その1週間後、別の会社の説明会で隣の県に行くことになった。移動は高速バスで2時間半、電車で10分、徒歩で15分の長丁場。
前回の反省を生かし、かかとには絆創膏、途中までスニーカーを履いていくことにした。会社の最寄り駅でパンプスに履き替え、目的地に向かって歩く。十数分の道のりとはいえ、ちょっとした段差でも転びそうになってしまった。それでも、絆創膏がクッションになり、痛みなく目的地に到着できた。

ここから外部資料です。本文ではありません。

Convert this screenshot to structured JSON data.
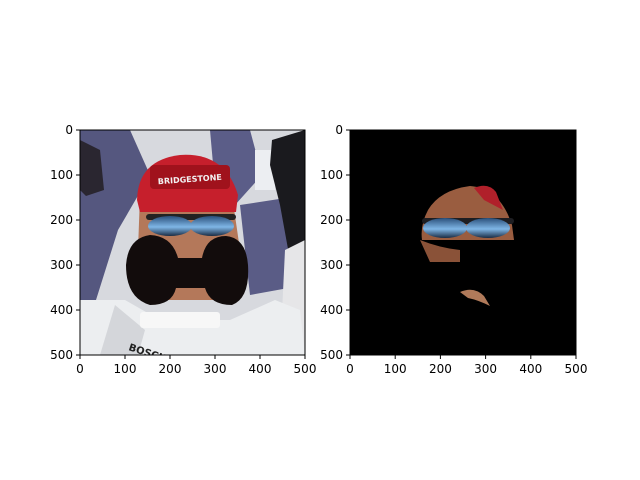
{
  "panels": [
    {
      "name": "left-panel",
      "x_ticks": [
        "0",
        "100",
        "200",
        "300",
        "400",
        "500"
      ],
      "y_ticks": [
        "0",
        "100",
        "200",
        "300",
        "400",
        "500"
      ],
      "image": {
        "description_colors": {
          "background_light": "#d9dbe0",
          "wall_purple": "#5a5c86",
          "cap_red": "#c8202e",
          "skin": "#b97a5b",
          "mask_blob": "#120c0c",
          "suit_white": "#eceef0"
        },
        "cap_lettering": "BRIDGESTONE",
        "suit_lettering": "BOSCH"
      }
    },
    {
      "name": "right-panel",
      "x_ticks": [
        "0",
        "100",
        "200",
        "300",
        "400",
        "500"
      ],
      "y_ticks": [
        "0",
        "100",
        "200",
        "300",
        "400",
        "500"
      ],
      "image": {
        "description_colors": {
          "background": "#000000",
          "skin": "#9c5f40",
          "cap_red": "#b0202a",
          "lens_blue": "#6ea8d8"
        }
      }
    }
  ]
}
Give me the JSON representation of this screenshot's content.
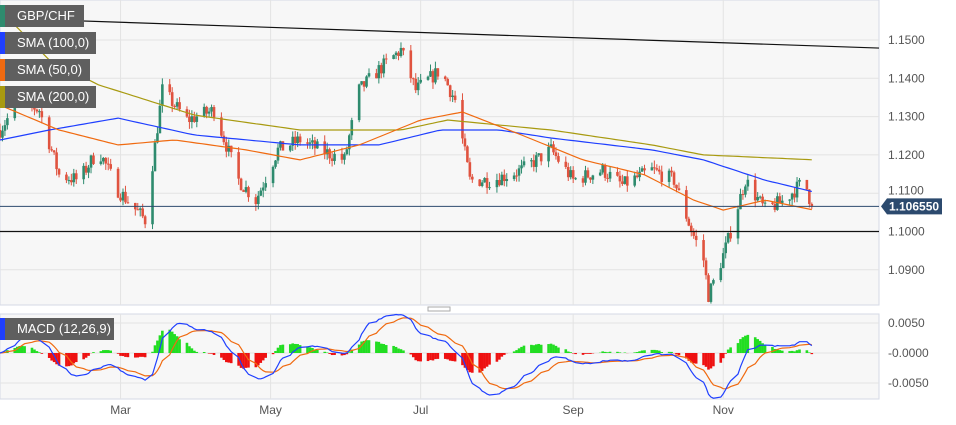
{
  "chart_data": {
    "type": "candlestick",
    "symbol": "GBP/CHF",
    "legend": [
      {
        "label": "GBP/CHF",
        "color": "#2e8b6e"
      },
      {
        "label": "SMA (100,0)",
        "color": "#1f3fff"
      },
      {
        "label": "SMA (50,0)",
        "color": "#f06a10"
      },
      {
        "label": "SMA (200,0)",
        "color": "#a89a10"
      }
    ],
    "last_price": "1.106550",
    "y_ticks": [
      "1.1500",
      "1.1400",
      "1.1300",
      "1.1200",
      "1.1100",
      "1.1000",
      "1.0900"
    ],
    "ylim": [
      1.0805,
      1.1605
    ],
    "x_ticks": [
      "Mar",
      "May",
      "Jul",
      "Sep",
      "Nov"
    ],
    "close_path": [
      [
        "Jan 11",
        1.1265
      ],
      [
        "Jan 19",
        1.1343
      ],
      [
        "Jan 27",
        1.1317
      ],
      [
        "Feb 4",
        1.1148
      ],
      [
        "Feb 12",
        1.1134
      ],
      [
        "Feb 20",
        1.1213
      ],
      [
        "Feb 28",
        1.1108
      ],
      [
        "Mar 11",
        1.103
      ],
      [
        "Mar 18",
        1.1369
      ],
      [
        "Mar 28",
        1.1291
      ],
      [
        "Apr 8",
        1.1317
      ],
      [
        "Apr 18",
        1.1134
      ],
      [
        "Apr 25",
        1.1082
      ],
      [
        "May 4",
        1.1213
      ],
      [
        "May 13",
        1.1239
      ],
      [
        "May 21",
        1.1213
      ],
      [
        "May 31",
        1.1187
      ],
      [
        "Jun 6",
        1.1369
      ],
      [
        "Jun 14",
        1.1422
      ],
      [
        "Jun 23",
        1.1474
      ],
      [
        "Jun 29",
        1.1369
      ],
      [
        "Jul 9",
        1.1422
      ],
      [
        "Jul 15",
        1.1343
      ],
      [
        "Jul 21",
        1.1134
      ],
      [
        "Jul 30",
        1.1134
      ],
      [
        "Aug 11",
        1.116
      ],
      [
        "Aug 23",
        1.1213
      ],
      [
        "Sep 1",
        1.1134
      ],
      [
        "Sep 13",
        1.116
      ],
      [
        "Sep 21",
        1.1121
      ],
      [
        "Oct 3",
        1.116
      ],
      [
        "Oct 12",
        1.1134
      ],
      [
        "Oct 19",
        1.1004
      ],
      [
        "Oct 24",
        1.0926
      ],
      [
        "Oct 26",
        1.0834
      ],
      [
        "Oct 30",
        1.0899
      ],
      [
        "Nov 3",
        1.0978
      ],
      [
        "Nov 10",
        1.1134
      ],
      [
        "Nov 18",
        1.1056
      ],
      [
        "Nov 26",
        1.1082
      ],
      [
        "Dec 4",
        1.1134
      ],
      [
        "Dec 7",
        1.10655
      ]
    ],
    "sma200": [
      [
        "Jan 11",
        1.1578
      ],
      [
        "Jan 31",
        1.1448
      ],
      [
        "Feb 20",
        1.1383
      ],
      [
        "Mar 31",
        1.1304
      ],
      [
        "May 13",
        1.1265
      ],
      [
        "Jun 23",
        1.1265
      ],
      [
        "Jul 12",
        1.1291
      ],
      [
        "Aug 23",
        1.1265
      ],
      [
        "Oct 3",
        1.1226
      ],
      [
        "Oct 24",
        1.12
      ],
      [
        "Dec 8",
        1.1187
      ]
    ],
    "sma100": [
      [
        "Jan 11",
        1.1239
      ],
      [
        "Jan 31",
        1.1265
      ],
      [
        "Feb 28",
        1.1296
      ],
      [
        "Mar 31",
        1.1252
      ],
      [
        "May 13",
        1.1226
      ],
      [
        "Jun 14",
        1.1226
      ],
      [
        "Jul 9",
        1.1265
      ],
      [
        "Aug 2",
        1.1265
      ],
      [
        "Aug 23",
        1.1244
      ],
      [
        "Oct 3",
        1.1213
      ],
      [
        "Oct 24",
        1.1187
      ],
      [
        "Nov 18",
        1.1134
      ],
      [
        "Dec 8",
        1.1103
      ]
    ],
    "sma50": [
      [
        "Jan 11",
        1.133
      ],
      [
        "Feb 4",
        1.1265
      ],
      [
        "Feb 28",
        1.1226
      ],
      [
        "Mar 23",
        1.1239
      ],
      [
        "Apr 21",
        1.1213
      ],
      [
        "May 13",
        1.1187
      ],
      [
        "Jun 6",
        1.1226
      ],
      [
        "Jul 1",
        1.1291
      ],
      [
        "Jul 18",
        1.1312
      ],
      [
        "Aug 11",
        1.1252
      ],
      [
        "Sep 5",
        1.1187
      ],
      [
        "Sep 30",
        1.1148
      ],
      [
        "Oct 20",
        1.1082
      ],
      [
        "Nov 1",
        1.1056
      ],
      [
        "Nov 18",
        1.1082
      ],
      [
        "Dec 8",
        1.1056
      ]
    ],
    "trendline": [
      [
        "Jan 11",
        1.1557
      ],
      [
        "Dec 25",
        1.1479
      ]
    ],
    "support_level": 1.1,
    "macd": {
      "label": "MACD (12,26,9)",
      "y_ticks": [
        "0.0050",
        "-0.0000",
        "-0.0050"
      ],
      "ylim": [
        -0.0077,
        0.0065
      ],
      "macd_color": "#1f3fff",
      "signal_color": "#f06a10",
      "pos_color": "#22dd22",
      "neg_color": "#ee1111"
    },
    "colors": {
      "up": "#2e8b6e",
      "down": "#e0533f",
      "last_price_bg": "#2c4a6e"
    }
  }
}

今回の説明会は乗り切れる。根拠のない自信が湧いていたのは最初だけだった。
前回の反省を生かし「靴擦れ防止策」をして挑んだ、他の会社の説明会
その説明会は、参加者10人程度の小規模なものだった。しかし、前回参加した説明会の参加者が自分1人だったのもあり、同じ22卒がいる空間にいるだけで緊張していた。
始まった会社説明会。説明を聞いた後に社内を見学する簡素なものだったが、周りのレベルの高さに私は怖気づいていた。
質疑応答の時間。説明の中で疑問に思ったことや福利厚生、専門的なことまで、他の参加者たちは積極的に手を挙げていく。私はといえば、できた質問は1つのみ。しかし、それは聞くタイミングが悪かったのか、「社内見学のときに聞いてみますか」と社員に返されてしまった。周りの人たちに自分がどう映っているのか、少しだけ気になった。
説明会のアンケートを書いている時間。社員が参加者の席を回って一言話しかけていた。私のところに来た社員は、「今日はどうやって来たの?」「あの高速バスの名前なんて言うんだっけ?」と世間話程度の会話をして、隣の席の女子のほうへ去って行った。彼女には感想を聞いているみたいだった。
インターン参加経験があるという彼女は、「最初は事務職希望だったのですが、今日の説明を聞いて技術職を経験してから希望するのもいいかなと思ってます」と言った。
自分だったらそんな言葉思いつかない。はきはきとした口調に、自分との差を見せつけられた気がした。内定をもらえるのは、きっとこういう人なのだ。
遠い存在だと思っていた彼女も、私と同じようにかかとに絆創膏があった
会社見学をする際、その彼女と一言だけ言葉を交わした。後ろのほうにいた私に、「(前のほう)見えますか?」と聞いてきたのだ。
綺麗な笑顔だった。気さくで、笑顔が魅力的で、将来のビジョンを確立している彼女に劣等感しか抱けなかった。自分はあんな風にはなれないと自信を喪失してしまった。
しかし、社内見学が終わってオフィスのある部屋から出るときだった。パンプスを履くために屈んだとき、前にいた彼女の足元が偶然目に入ってしまった。かかとに貼られた絆創膏がストッキングの下からうっすらと見えている。私と同じように靴擦れ防止なのだろう。
それを見て私は少しだけ安心してしまった。自分から遠い存在だと思っていた彼女も、私と同じ心配をしているかもしれない。同じ悩みを持っているのかもしれない。
そう考えただけで、なくなっていた自信を少しだけ取り戻せた気がした。